Police claimed that they have received “only” one report of rape. Their claims were widely condemned by women’s rights groups.

“It is difficult to trust the regime at the moment because they are not owning up to their actions,” the Women’s Academy for Leadership and Political Excellence (Walpe) said in a statement. Walpe is an organization dedicated to women’s empowerment which supported the campaign along with another group, Justice for Women Zimbabwe.

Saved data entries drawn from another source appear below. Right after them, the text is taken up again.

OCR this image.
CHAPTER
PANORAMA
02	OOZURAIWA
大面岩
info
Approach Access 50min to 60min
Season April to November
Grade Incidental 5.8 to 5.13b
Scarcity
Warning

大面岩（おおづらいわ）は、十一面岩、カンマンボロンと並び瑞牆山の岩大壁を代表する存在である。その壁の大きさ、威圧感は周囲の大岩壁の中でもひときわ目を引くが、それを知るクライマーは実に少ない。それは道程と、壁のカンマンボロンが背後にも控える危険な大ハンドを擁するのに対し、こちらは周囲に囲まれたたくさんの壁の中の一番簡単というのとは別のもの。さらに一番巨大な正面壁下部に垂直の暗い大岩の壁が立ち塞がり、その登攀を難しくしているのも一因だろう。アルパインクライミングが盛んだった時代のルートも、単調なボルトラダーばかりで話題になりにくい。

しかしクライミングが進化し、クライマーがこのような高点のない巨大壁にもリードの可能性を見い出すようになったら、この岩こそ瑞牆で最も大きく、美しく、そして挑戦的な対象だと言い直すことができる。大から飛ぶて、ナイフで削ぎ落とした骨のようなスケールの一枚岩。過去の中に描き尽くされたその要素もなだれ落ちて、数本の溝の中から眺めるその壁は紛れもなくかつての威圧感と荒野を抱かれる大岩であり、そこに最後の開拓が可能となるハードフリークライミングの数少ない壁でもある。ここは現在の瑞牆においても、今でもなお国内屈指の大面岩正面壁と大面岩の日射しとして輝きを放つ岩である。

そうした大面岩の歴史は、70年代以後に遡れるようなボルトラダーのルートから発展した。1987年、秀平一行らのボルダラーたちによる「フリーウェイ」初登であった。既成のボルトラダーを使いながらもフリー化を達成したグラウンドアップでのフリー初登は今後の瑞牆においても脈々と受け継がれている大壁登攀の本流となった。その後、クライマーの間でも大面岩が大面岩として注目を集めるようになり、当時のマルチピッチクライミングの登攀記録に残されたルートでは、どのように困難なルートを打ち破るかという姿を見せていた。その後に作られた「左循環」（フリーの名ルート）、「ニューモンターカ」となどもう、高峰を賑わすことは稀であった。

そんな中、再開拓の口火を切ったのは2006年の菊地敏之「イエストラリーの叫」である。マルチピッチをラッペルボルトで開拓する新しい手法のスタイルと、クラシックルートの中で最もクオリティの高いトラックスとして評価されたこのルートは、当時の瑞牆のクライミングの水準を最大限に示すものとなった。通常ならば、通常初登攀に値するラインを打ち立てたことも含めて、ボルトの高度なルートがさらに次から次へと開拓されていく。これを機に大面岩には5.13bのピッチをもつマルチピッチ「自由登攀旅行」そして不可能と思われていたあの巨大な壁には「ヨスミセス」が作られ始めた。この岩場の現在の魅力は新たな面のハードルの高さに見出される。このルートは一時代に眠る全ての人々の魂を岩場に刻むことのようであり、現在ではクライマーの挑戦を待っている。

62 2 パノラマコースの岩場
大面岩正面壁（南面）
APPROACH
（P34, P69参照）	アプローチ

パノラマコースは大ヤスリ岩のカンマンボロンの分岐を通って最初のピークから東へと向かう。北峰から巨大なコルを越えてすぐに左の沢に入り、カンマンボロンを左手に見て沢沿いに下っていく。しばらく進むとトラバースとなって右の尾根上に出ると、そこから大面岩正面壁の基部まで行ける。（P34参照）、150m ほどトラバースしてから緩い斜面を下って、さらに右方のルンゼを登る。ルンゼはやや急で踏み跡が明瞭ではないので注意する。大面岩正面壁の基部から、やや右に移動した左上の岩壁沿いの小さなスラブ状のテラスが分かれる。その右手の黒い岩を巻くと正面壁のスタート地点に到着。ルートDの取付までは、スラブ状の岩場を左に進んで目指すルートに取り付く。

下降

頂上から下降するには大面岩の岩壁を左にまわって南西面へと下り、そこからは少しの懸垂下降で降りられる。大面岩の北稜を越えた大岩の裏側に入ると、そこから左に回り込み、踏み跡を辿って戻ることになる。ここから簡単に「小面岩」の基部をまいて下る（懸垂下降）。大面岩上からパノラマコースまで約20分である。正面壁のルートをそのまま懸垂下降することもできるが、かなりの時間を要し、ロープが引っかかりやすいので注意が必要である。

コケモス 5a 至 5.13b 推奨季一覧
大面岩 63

Walpe encouraged men to join the protest, saying, “We need the voices of men also to support women, so that women may restore their confidence in men.”

Human rights defenders say many victims of rape are choosing to recover at home instead of seeking medical treatment at public hospitals out of fear of retribution from state agents.

Grisly reports of rape and sexual assault, as well as humiliating beatings on the buttocks, thighs and breasts of women have been reported across the country during the government crackdown since the unrest, triggered by a 150% increase in fuel prices, began.

Doug Coltart, a human rights lawyer, said the police refuse to investigate rape reports and victims are living in fear.

“The continued beatings, rape and abductions by the military are totally unlawful,” Cotart said. “There have been multiple instances where women have gone to the police to report rape, saying it was committed by soldiers, and the police don’t want to be involved. A lot of women don’t feel safe going to the police. It’s a small percentage of rape victims who are reporting.”